The scatter plots for the six pairs of the methods for the 53 phakic, 29 pseudophakic, and 20 aphakic eyes are presented in Figure 2. The dash-dotted lines show the lines of equality for every pair of the methods, and the solid lines represent the correlation between the pairs of the methods. The correlation between each pair of the methods is high where the maximum correlation is between Pentacam and PCI, SM and PCI, and SM and Pentacam. However, the solid regression line has the most proximity to the dash-dotted equality line for the Pentacam-PCI pair.

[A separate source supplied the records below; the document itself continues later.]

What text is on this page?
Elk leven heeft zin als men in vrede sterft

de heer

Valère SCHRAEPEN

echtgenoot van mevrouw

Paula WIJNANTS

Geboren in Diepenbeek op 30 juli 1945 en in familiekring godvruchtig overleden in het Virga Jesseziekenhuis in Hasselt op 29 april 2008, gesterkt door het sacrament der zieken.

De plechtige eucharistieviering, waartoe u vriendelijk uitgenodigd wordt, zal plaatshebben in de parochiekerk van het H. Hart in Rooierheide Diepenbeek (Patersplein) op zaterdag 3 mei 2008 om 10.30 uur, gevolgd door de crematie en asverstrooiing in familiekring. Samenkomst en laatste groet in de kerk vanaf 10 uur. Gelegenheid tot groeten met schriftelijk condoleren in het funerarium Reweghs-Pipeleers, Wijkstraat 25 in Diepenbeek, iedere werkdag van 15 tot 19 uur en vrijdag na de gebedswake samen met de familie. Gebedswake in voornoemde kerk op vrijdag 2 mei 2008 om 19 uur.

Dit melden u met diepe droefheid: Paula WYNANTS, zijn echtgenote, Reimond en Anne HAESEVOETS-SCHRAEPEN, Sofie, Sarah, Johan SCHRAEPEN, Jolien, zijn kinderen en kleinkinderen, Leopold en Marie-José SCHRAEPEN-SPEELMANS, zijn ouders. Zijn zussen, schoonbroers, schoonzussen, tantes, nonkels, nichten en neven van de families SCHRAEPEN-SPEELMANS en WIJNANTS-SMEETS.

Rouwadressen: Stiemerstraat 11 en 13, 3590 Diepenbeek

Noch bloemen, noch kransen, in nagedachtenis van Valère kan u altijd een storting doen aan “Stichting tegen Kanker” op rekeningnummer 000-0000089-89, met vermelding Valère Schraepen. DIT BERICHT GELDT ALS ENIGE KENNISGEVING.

The agreements between the six pairs of the methods are further illustrated using the Bland-Altman plots in Figure 3. The Bland-Altman plots show the overall mean difference and 95% level of agreement between the pairs of the methods. The maximum agreement is between Pentacam and PCI, followed by Pentacam and UP, and PCI and UP.
Taken Figures 2 and 3 together, Pentacam and PCI are found to have the closest agreement, whereas SM has the poorest agreement with the other three methods. The overall difference between Pentacam- and PCI-measured CCTs is 3.1 mm. By contrast, the overall SM-measured CCTs are lower than the Pentacam- and PCI- measured CCTs by 44.7 and 41.6 mm respectively. The differences within phakic and pseudophakic groups are greater than that in aphakic cases, as shown in Fig 1.
Furthermore, Fig 3 shows that the overall UP-measured CCTs are slightly greater than the Pentacam- and PCI-measured CCTs by 11.6 and 14.7 mm respectively. The differences within phakic and aphakic groups are greater than that in pseudophakic children, as shown in Fig 1.